Bank Liquidity and Supplementary Leverage Rules Adopted | Practical Law

Bank Liquidity and Supplementary Leverage Rules Adopted | Practical Law

The Federal Reserve Board (FRB), Federal Deposit Insurance Corporation (FDIC) and the Offices of the Comptroller of the Currency (OCC) adopted final liquidity coverage ratio and supplementary leverage ratio rules.

Bank Liquidity and Supplementary Leverage Rules Adopted

Practical Law Legal Update 0-580-1905 (Approx. 3 pages)

Bank Liquidity and Supplementary Leverage Rules Adopted

by Practical Law Finance
Published on 04 Sep 2014USA (National/Federal)
The Federal Reserve Board (FRB), Federal Deposit Insurance Corporation (FDIC) and the Offices of the Comptroller of the Currency (OCC) adopted final liquidity coverage ratio and supplementary leverage ratio rules.

Liquidity Coverage Ratio

The LCR creates a standardized minimum liquidity requirement for large and internationally active banking organizations. The LCR will apply to banking organizations with $250 billion or more in total consolidated assets or $10 billion or more in on-balance sheet foreign exposure, as well as any of their depository institutions that have assets of $10 billion or more. The rule also will apply a less stringent, modified LCR to bank holding companies and savings and loan holding companies that do not meet these thresholds but have $50 billion or more in total assets. Bank holding companies and savings and loan holding companies with substantial insurance or commercial operations are not covered by the final rule.
The LCR will require covered institutions to hold high quality, liquid assets (HQLA) such as central bank reserves and government and corporate debt that can be converted easily and quickly into cash in an amount equal to or greater than its projected cash outflows minus its projected cash inflows during a 30-day stress period.
The final rule is largely identical to the proposed rule, which was initially proposed in October 2013 (see Legal Update, Liquidity Coverage Rule Proposed for Financial Institutions). Important changes from the proposed rule include:
  • Changes to the range of corporate debt and equity securities included in HQLA.
  • A phasing-in of daily calculation requirements.
  • A revised approach to address maturity mismatch during a 30-day period.
  • Changes in the stress period, calculation frequency, and implementation timeline for the bank holding companies and savings and loan companies subject to the modified LCR.
The LCR Rule does not apply to non-bank financial companies designated as systemically significant by the Financial Stability Oversight Council. The Federal Reserve Board plans to apply enhanced prudential liquidity standards to these institutions through a subsequently issued order or rule following an evaluation of the business model, capital structure, and risk profile of each designated nonbank financial company.
Although the LCR Rule is consistent with the Basel Committee's LCR standard, it is more stringent in certain areas, including a shorter transition period for implementation. Covered US institutions must be fully compliant with the rule by January 1, 2017.
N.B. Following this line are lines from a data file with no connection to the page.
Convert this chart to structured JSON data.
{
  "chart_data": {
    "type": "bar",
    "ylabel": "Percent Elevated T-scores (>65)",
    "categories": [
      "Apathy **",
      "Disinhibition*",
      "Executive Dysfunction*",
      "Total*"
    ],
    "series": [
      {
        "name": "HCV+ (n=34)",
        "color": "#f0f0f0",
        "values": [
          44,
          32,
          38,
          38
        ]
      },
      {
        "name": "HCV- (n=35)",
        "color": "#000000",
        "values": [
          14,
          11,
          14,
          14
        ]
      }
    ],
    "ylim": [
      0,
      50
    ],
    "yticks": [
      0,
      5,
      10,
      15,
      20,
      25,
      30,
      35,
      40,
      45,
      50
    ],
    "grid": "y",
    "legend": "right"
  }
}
Supplementary Leverage Ratio

The Supplementary Leverage Ratio Rule modifies the definition of the denominator of the supplementary leverage ratio under previous proposed rulemaking to correspond with recent changes agreed to by the Basel Committee on Banking Supervision (see Legal Update, Tough New Supplementary Leverage Ratios Will Require Banks to Raise More Capital) . This rule applies to all banking organizations that are subject to the advanced approaches risk-based capital rules. The final rule modifies the method in which off-balance sheet items such as credit derivatives, repo-style transactions and lines of credit are included in the denominator of the supplementary leverage ratio. It also requires institutions to calculate total leverage exposure using daily averages for on-balance sheet items and the average of three month-end calculations for off-balance sheet items.
The final rule is effective on January 1, 2015, and certain public disclosures required by the final rule must be made at that time. The minimum supplementary leverage ratio requirement using the denominator calculations set out in the final rule is effective on January 1, 2018.